The prosecutor's remark was irrelevant and would have been better left unsaid. However, it could hardly have been considered by the jury in assessing the defendant's guilt. See Commonwealth v. Smith, 342 Mass. 180 , 187-188 (1961); Commonwealth v. Bottiglio, 357 Mass. 593 , 598 (1970). Moreover, the judge stated in his instructions to the jury, "You are to go about your job without any sympathy for this defendant or sympathy for the victim or any bias or any prejudice . . . ." That charge properly directed the jury's consideration solely to the evidence presented at trial. Compare Commonwealth v. MacDonald (No. 1), 368 Mass. 395 , 402 (1975). The defendant's contention that the prosecutor's use of the word "jungle" was racially motivated is far fetched and merits no further comment.
4. In his charge the judge instructed the jury on the elements of the offense of armed robbery. The defendant subsequently requested and was denied instructions on the offenses of unarmed robbery and simple assault. The judge stated that, although he normally instructed the jury on such lesser included offenses, he would not do so in this case in view of the defendant's closing argument. In his closing argument the defendant's attorney had stated, "I don't think there's doubt in anyone's mind that at some time on the evening of August 21, 1975, that Mr. Enman was robbed." He later stated, "[I]f you reject or if you have doubts in your mind that the victim has in fact identified the wrong person, then that doubt's got to be resolved in favor of Mr. Layton, and you'd be warranted in finding him not guilty, because that is what this case is all about in a nutshell, whether or not the person in back of that cab was in fact Tyrone Layton."

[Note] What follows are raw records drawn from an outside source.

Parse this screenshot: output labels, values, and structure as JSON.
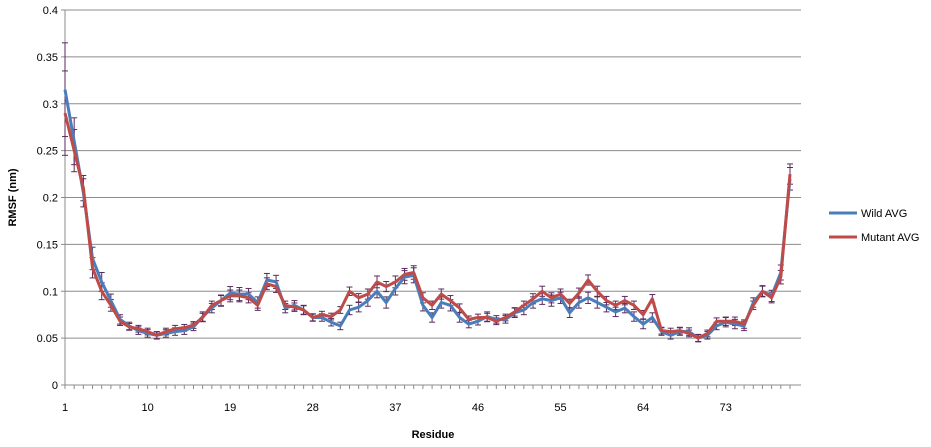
{
  "chart_data": {
    "type": "line",
    "title": "",
    "xlabel": "Residue",
    "ylabel": "RMSF (nm)",
    "ylim": [
      0,
      0.4
    ],
    "yticks": [
      "0",
      "0.05",
      "0.1",
      "0.15",
      "0.2",
      "0.25",
      "0.3",
      "0.35",
      "0.4"
    ],
    "yticks_values": [
      0,
      0.05,
      0.1,
      0.15,
      0.2,
      0.25,
      0.3,
      0.35,
      0.4
    ],
    "xticks": [
      "1",
      "10",
      "19",
      "28",
      "37",
      "46",
      "55",
      "64",
      "73"
    ],
    "xticks_values": [
      1,
      10,
      19,
      28,
      37,
      46,
      55,
      64,
      73
    ],
    "x_range": [
      1,
      82
    ],
    "grid": "horizontal",
    "legend": "right",
    "error_bars": true,
    "series": [
      {
        "name": "Wild AVG",
        "color": "#4a7ebb",
        "values": [
          0.315,
          0.26,
          0.205,
          0.135,
          0.11,
          0.09,
          0.07,
          0.063,
          0.058,
          0.055,
          0.053,
          0.055,
          0.057,
          0.058,
          0.062,
          0.073,
          0.082,
          0.09,
          0.098,
          0.097,
          0.097,
          0.088,
          0.112,
          0.11,
          0.082,
          0.085,
          0.08,
          0.072,
          0.072,
          0.067,
          0.063,
          0.08,
          0.083,
          0.09,
          0.1,
          0.088,
          0.103,
          0.115,
          0.117,
          0.085,
          0.072,
          0.088,
          0.085,
          0.072,
          0.065,
          0.068,
          0.073,
          0.07,
          0.07,
          0.077,
          0.08,
          0.088,
          0.092,
          0.09,
          0.093,
          0.077,
          0.088,
          0.093,
          0.088,
          0.083,
          0.078,
          0.082,
          0.073,
          0.065,
          0.072,
          0.057,
          0.053,
          0.057,
          0.057,
          0.05,
          0.053,
          0.063,
          0.067,
          0.065,
          0.063,
          0.088,
          0.1,
          0.095,
          0.12,
          0.22
        ],
        "errors": [
          0.05,
          0.025,
          0.015,
          0.012,
          0.01,
          0.007,
          0.005,
          0.004,
          0.004,
          0.004,
          0.004,
          0.004,
          0.004,
          0.004,
          0.004,
          0.005,
          0.005,
          0.006,
          0.007,
          0.007,
          0.006,
          0.006,
          0.007,
          0.007,
          0.005,
          0.005,
          0.005,
          0.004,
          0.004,
          0.004,
          0.004,
          0.005,
          0.005,
          0.006,
          0.007,
          0.006,
          0.007,
          0.007,
          0.008,
          0.006,
          0.005,
          0.006,
          0.006,
          0.005,
          0.004,
          0.004,
          0.005,
          0.004,
          0.004,
          0.005,
          0.005,
          0.006,
          0.006,
          0.006,
          0.006,
          0.005,
          0.006,
          0.006,
          0.006,
          0.005,
          0.005,
          0.005,
          0.005,
          0.005,
          0.005,
          0.004,
          0.004,
          0.004,
          0.004,
          0.004,
          0.004,
          0.004,
          0.005,
          0.005,
          0.005,
          0.005,
          0.006,
          0.006,
          0.008,
          0.012
        ]
      },
      {
        "name": "Mutant AVG",
        "color": "#be4b48",
        "values": [
          0.29,
          0.25,
          0.21,
          0.125,
          0.1,
          0.085,
          0.068,
          0.062,
          0.06,
          0.057,
          0.053,
          0.057,
          0.06,
          0.061,
          0.064,
          0.072,
          0.085,
          0.09,
          0.095,
          0.095,
          0.093,
          0.085,
          0.108,
          0.105,
          0.085,
          0.083,
          0.08,
          0.072,
          0.075,
          0.073,
          0.08,
          0.1,
          0.093,
          0.097,
          0.11,
          0.105,
          0.11,
          0.118,
          0.12,
          0.093,
          0.085,
          0.097,
          0.09,
          0.082,
          0.07,
          0.072,
          0.072,
          0.068,
          0.072,
          0.078,
          0.085,
          0.092,
          0.1,
          0.093,
          0.097,
          0.087,
          0.098,
          0.112,
          0.1,
          0.09,
          0.085,
          0.09,
          0.085,
          0.075,
          0.092,
          0.058,
          0.057,
          0.058,
          0.055,
          0.05,
          0.055,
          0.068,
          0.068,
          0.068,
          0.065,
          0.085,
          0.1,
          0.093,
          0.115,
          0.225
        ]
      }
    ]
  }
}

The victim had testified that one of the robbers had struck him with a gun and "it was shoved under my face." The defendant's attorney conducted a thorough and searching cross-examination of the victim without touching on the question of a gun. Moreover, in his argument the defendant's attorney conceded the fact of the robbery and chose not to challenge the credibility or accuracy of the victim's testimony concerning the event. He focused instead, as he had in his cross-examination of the victim, on the question whether the defendant was in fact the person who had committed the offense. The presence of a gun was not a "disputed factual element." See Driscoll v. United States, 356 F.2d 324, 327-328 (1st Cir. 1966), vacated on other grounds sub nom. Piccioli v. United States, 390 U.S. 202 (1968). Compare Commonwealth v. Hogg, 365 Mass. 290 , 295 (1974). We cannot say under the circumstances that the judge erred in refusing to instruct the jury on lesser included offenses.
5. There is no merit to the defendant's claim that the judge erred in referring to him upon two occasions as an "inmate" of Hillside House.
[Note 1] The petition for a writ of error was dismissed pursuant to an agreement for voluntary dismissal subsequent to the trial in this case.